Pickles admits that “Surveillance is an important tool in modern policing” but insists that it is treated as a substitute for police.
“In too many cities across the country every corner has a camera but only a few ever see a police officer. Despite millions of cameras, Britain’s crime rate is not significantly lower than comparable countries that do not have such a vast surveillance state,” he said.
Independent research shows that there is overwhelming public support for CCTV, with some 90 per cent of the public in favour of it and 82 per cent believing that it saves money for police and courts. Eighty per cent said it was not an infringement of their privacy and 71 per cent said it made them feel safer in public.
Big Brother Watch’s statistics were gathered through Freedom of Information requests and cover the period 1 April 2007 to 31 March 2011.

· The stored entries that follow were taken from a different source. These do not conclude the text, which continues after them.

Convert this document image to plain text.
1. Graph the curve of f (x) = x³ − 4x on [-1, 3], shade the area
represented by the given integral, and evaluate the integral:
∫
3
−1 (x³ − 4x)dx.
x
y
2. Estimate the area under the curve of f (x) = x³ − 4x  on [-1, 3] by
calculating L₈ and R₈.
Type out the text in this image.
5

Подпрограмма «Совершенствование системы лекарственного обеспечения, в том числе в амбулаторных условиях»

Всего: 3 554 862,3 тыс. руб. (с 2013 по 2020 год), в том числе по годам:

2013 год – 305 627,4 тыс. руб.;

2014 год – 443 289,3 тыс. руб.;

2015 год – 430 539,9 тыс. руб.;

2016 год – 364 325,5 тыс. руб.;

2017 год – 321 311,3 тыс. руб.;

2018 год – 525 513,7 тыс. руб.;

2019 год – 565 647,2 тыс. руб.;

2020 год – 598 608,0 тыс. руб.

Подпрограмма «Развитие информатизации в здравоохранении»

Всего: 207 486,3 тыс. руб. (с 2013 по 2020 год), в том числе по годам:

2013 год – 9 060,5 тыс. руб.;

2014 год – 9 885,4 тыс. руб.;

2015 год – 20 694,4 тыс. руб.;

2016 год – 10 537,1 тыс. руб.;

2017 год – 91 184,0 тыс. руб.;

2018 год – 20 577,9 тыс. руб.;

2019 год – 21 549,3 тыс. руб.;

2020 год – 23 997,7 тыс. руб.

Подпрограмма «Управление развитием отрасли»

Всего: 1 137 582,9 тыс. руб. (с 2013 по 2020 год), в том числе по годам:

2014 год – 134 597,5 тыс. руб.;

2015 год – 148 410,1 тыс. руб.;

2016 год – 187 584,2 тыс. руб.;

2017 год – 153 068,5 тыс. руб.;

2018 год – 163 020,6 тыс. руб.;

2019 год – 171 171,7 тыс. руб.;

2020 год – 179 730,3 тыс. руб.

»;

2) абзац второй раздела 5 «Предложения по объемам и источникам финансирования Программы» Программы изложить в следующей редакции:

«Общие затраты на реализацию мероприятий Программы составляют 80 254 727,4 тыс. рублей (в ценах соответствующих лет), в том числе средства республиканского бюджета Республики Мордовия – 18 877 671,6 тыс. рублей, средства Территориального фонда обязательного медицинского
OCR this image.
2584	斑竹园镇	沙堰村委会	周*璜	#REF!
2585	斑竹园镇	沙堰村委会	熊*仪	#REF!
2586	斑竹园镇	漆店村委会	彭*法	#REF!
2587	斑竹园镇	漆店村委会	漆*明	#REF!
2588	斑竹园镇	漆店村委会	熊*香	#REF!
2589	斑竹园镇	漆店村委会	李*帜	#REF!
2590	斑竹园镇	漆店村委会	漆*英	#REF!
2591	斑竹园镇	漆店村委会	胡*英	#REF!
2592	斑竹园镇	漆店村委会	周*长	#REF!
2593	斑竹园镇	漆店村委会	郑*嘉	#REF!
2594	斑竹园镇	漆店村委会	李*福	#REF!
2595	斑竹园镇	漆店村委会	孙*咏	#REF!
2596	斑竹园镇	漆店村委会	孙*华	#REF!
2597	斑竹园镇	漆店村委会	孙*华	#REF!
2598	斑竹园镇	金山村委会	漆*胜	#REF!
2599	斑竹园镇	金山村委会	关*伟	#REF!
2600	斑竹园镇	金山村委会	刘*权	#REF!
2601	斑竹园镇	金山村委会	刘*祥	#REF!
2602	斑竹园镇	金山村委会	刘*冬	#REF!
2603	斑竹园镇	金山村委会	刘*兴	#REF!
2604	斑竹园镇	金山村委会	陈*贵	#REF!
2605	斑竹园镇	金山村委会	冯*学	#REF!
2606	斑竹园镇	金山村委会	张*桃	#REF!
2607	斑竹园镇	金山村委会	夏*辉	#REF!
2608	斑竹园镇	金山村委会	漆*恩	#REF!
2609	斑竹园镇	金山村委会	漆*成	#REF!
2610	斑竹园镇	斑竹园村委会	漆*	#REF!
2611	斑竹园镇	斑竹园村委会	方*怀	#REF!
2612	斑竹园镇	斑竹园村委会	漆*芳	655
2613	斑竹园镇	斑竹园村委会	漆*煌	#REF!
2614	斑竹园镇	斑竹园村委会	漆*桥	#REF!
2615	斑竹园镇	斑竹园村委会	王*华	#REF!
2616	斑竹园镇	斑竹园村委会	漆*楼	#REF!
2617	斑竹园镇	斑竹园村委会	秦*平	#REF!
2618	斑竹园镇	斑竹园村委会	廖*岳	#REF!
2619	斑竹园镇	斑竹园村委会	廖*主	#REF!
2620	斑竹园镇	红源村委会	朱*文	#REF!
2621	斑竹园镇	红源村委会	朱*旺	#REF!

In the request, they asked for total costs of operating the system and then asked for staffing costs.
It would appear from examining their figures and talking to councils that Big Brother Watch has, in some instances, added total costs and staffing costs, effectively double counting the staff costs.
Asked about this, Pickles blamed the councils: “We rely on councils for the data to be accurate, and given the overwhelming majority have not complained about our figures it seems to me most have deduced that as we have asked for salary costs to be a separate answer from operation and maintenance, to not include that in the total operational cost. We are always happy to provide clarification on our requests if councils are unclear of what we are asking.”